En effet, à travers les vignes et, se dirigeant vers le jardin des Oliviers, marchait le fils du charpentier.
« À qui ressemblait-il ? interrompit le vieux Jérôme.
– À personne. Sa figure n’avait rien d’extraordinaire, mais une fois cependant que vous l’aviez vue, vous ne pouviez l’oublier. Après tant d’années, je me la rappelle encore, et son air digne, et sa physionomie triste et sa démarche sévère... Il venait d’un pas ferme mais lent, et je me souviens qu’une fois, il écarta de son pied un roseau demi-brisé qui traversait le sentier... Quand il fut près de nous, il demanda à boire, et je courus chercher une coupe en bois, déposée sur les bords du torrent pour les besoins du passant. Lorsque je revins il avait la petite Miriam sur ses genoux, et elle ne pleurait plus...
– Est-ce que sa vue gênait les autres ? demanda encore le vieux Jérôme.
– Non, nous l’entourâmes aussitôt, touchant ses mains et jouant dans le pli de sa longue robe blanche. Septimus reposa même la tête sur son épaule et Miriam avait déjà les bras autour de son cou.
– Regarde mes oiseaux, dit-elle, désignant ses noirs monceaux d’argile. N’est-ce pas qu’ils sont jolis, tout aussi jolis que les leurs ?
– Plus jolis, plus jolis encore, fit le fils du charpentier. »
Et il toucha l’un d’eux du bout de son doigt.
Alors, en vérité, je vous dis ce que j’ai vu : cette boue informe trembla, s’éveilla à la vie et devint un oiseau blanc comme la fleur du lis, qui s’élança dans l’espace avec des cris harmonieux. Nous nous mîmes tous à crier de joie, et la petite Miriam frappa joyeusement des mains.
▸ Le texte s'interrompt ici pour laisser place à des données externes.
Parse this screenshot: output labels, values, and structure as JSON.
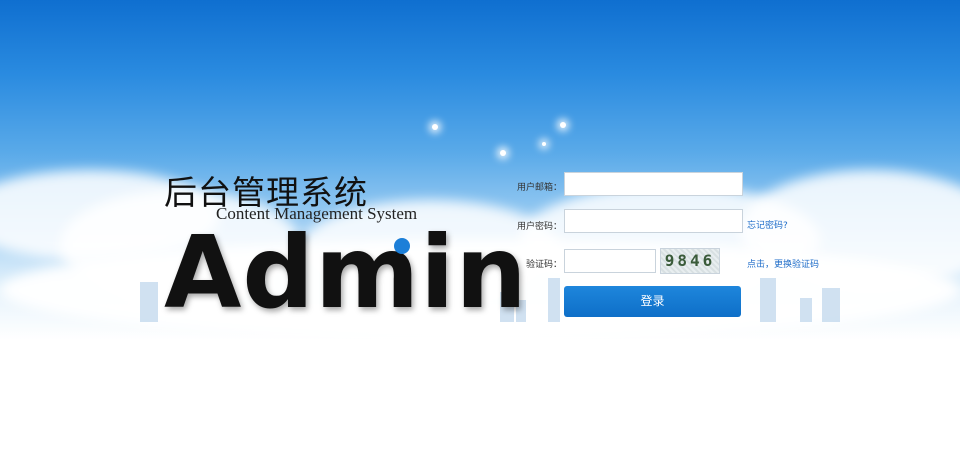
{
  "brand": {
    "title_cn": "后台管理系统",
    "subtitle_en": "Content Management System",
    "logo_text": "Admin"
  },
  "login_form": {
    "email_label": "用户邮箱：",
    "email_value": "",
    "password_label": "用户密码：",
    "password_value": "",
    "forgot_password_link": "忘记密码?",
    "captcha_label": "验证码：",
    "captcha_value": "",
    "captcha_image_text": "9846",
    "refresh_captcha_link": "点击，更换验证码",
    "submit_label": "登录"
  },
  "colors": {
    "accent": "#1c7fd8",
    "button": "#1478d0",
    "link": "#1f6dc9"
  }
}
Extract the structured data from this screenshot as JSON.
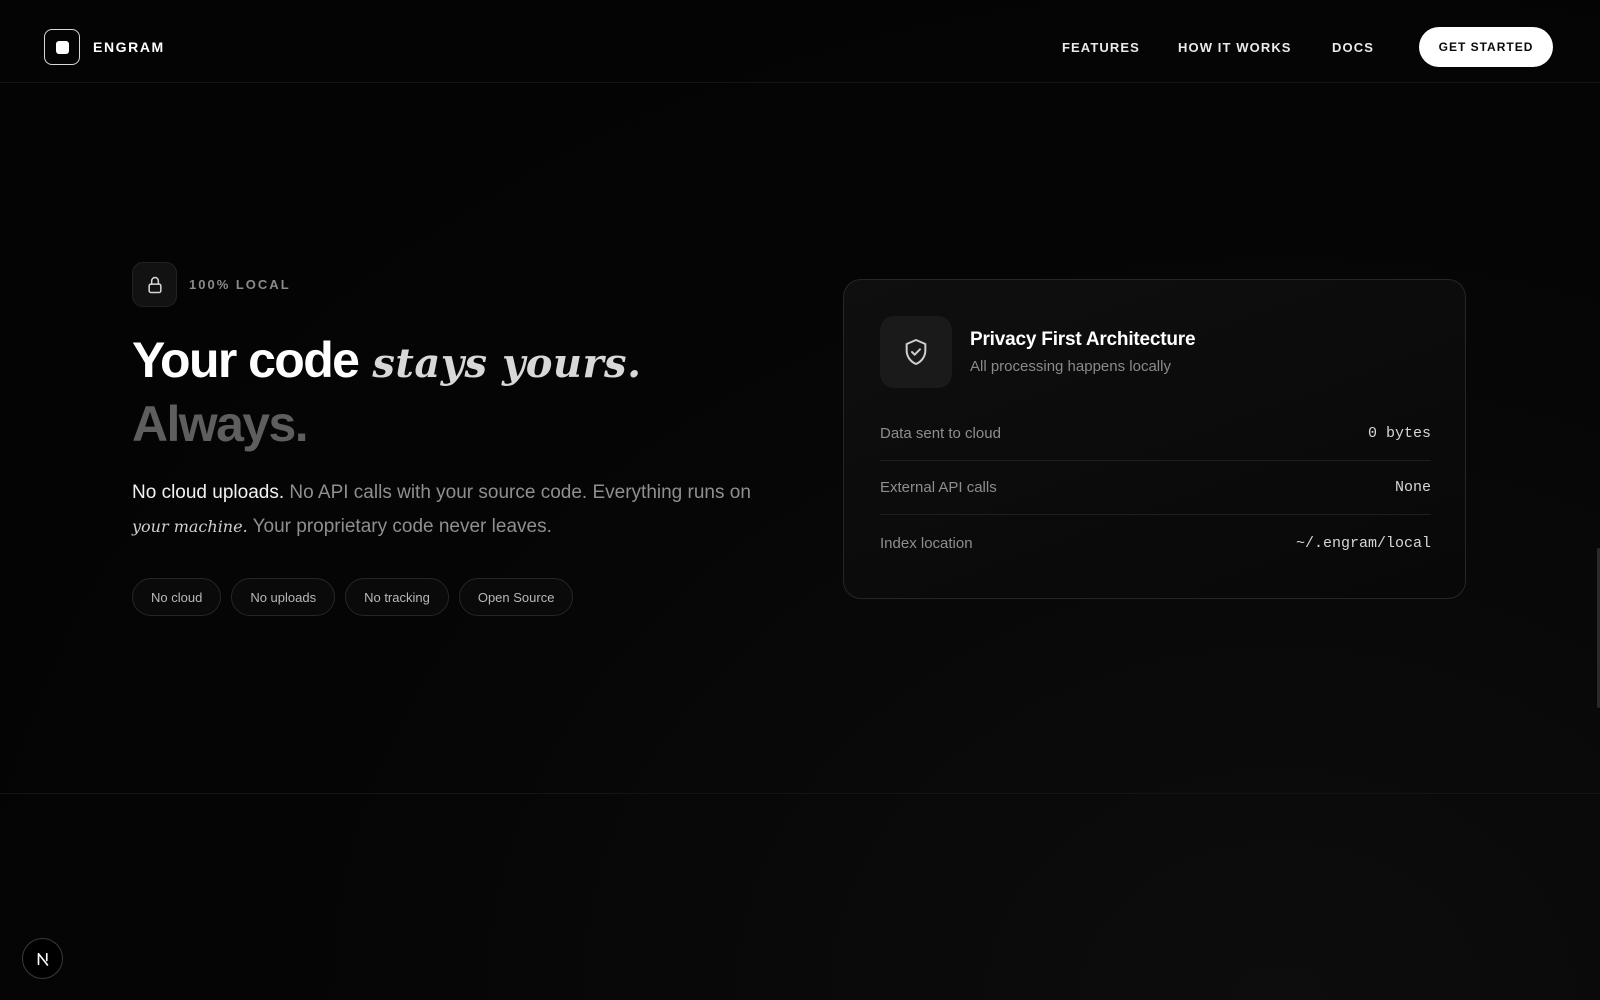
{
  "header": {
    "brand": "ENGRAM",
    "nav": [
      "FEATURES",
      "HOW IT WORKS",
      "DOCS"
    ],
    "cta": "GET STARTED"
  },
  "hero": {
    "badge": "100% LOCAL",
    "title_strong": "Your code",
    "title_script": "stays yours.",
    "title_muted": "Always.",
    "lede_highlight": "No cloud uploads.",
    "lede_rest_1": " No API calls with your source code. Everything runs on ",
    "lede_script": "your machine.",
    "lede_rest_2": " Your proprietary code never leaves.",
    "chips": [
      "No cloud",
      "No uploads",
      "No tracking",
      "Open Source"
    ]
  },
  "card": {
    "title": "Privacy First Architecture",
    "subtitle": "All processing happens locally",
    "rows": [
      {
        "label": "Data sent to cloud",
        "value": "0 bytes"
      },
      {
        "label": "External API calls",
        "value": "None"
      },
      {
        "label": "Index location",
        "value": "~/.engram/local"
      }
    ]
  },
  "icons": {
    "logo": "square-logo-icon",
    "badge": "lock-icon",
    "card": "shield-check-icon",
    "dev": "next-js-icon"
  },
  "colors": {
    "background": "#050505",
    "text_primary": "#ffffff",
    "text_muted": "#8f8f8f",
    "cta_bg": "#ffffff"
  }
}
Et c’est alors que le fils du charpentier sourit. Il regarda la petite Miriam, qui suivait dans le ciel bleu le vol de l’oiseau, et sourit, une fois seulement. Puis, sa figure redevint grave et triste.
Il se leva pour partir. Nous voulions tous le suivre, mais il ne le voulut pas.
« Pas maintenant, dit-il. Laissez-moi d’abord aller vous faire une place. »
Et il nous laissa. Ce que nous avons ressenti, nous ne le pouvions exprimer. Je ne le puis encore, après tant d’années. Nous n’avons dit à personne ce qui était arrivé... On nous a raconté, ensuite, qu’à un mariage à la ville voisine, il avait changé l’eau en vin, et que, plus tard, il avait donné la vue à un aveugle... Mais personne n’a déclaré qu’on l’avait vu sourire... »
Mervius se tut. Il prit la lettre des mains du vieux Jérôme et se leva pour s’en aller.
« Et tu as vu cela ? dit le vieux Jérôme.
– En vérité, je vous le dis, je l’ai vu, de mes yeux vu. »
Mais le vieux Jérôme secoua obstinément la tête :
« Mais il n’était que le fils d’un charpentier et un rêveur ! Oui, rien qu’un rêveur !...
– Ah ! vous ne l’avez pas vu sourire », dit en guise d’adieu Mervius en franchissant le seuil.
Le vieux Jérôme haussa les épaules :
« Un rêveur ! Heureusement qu’il est parti... Mais je fus chagrin du départ de Pierre... C’était un bon pêcheur. Deux fois par semaine, il me vendait du poisson, et son poisson était toujours si frais... »
Robertine BARRY, Fleurs champêtres, 1895.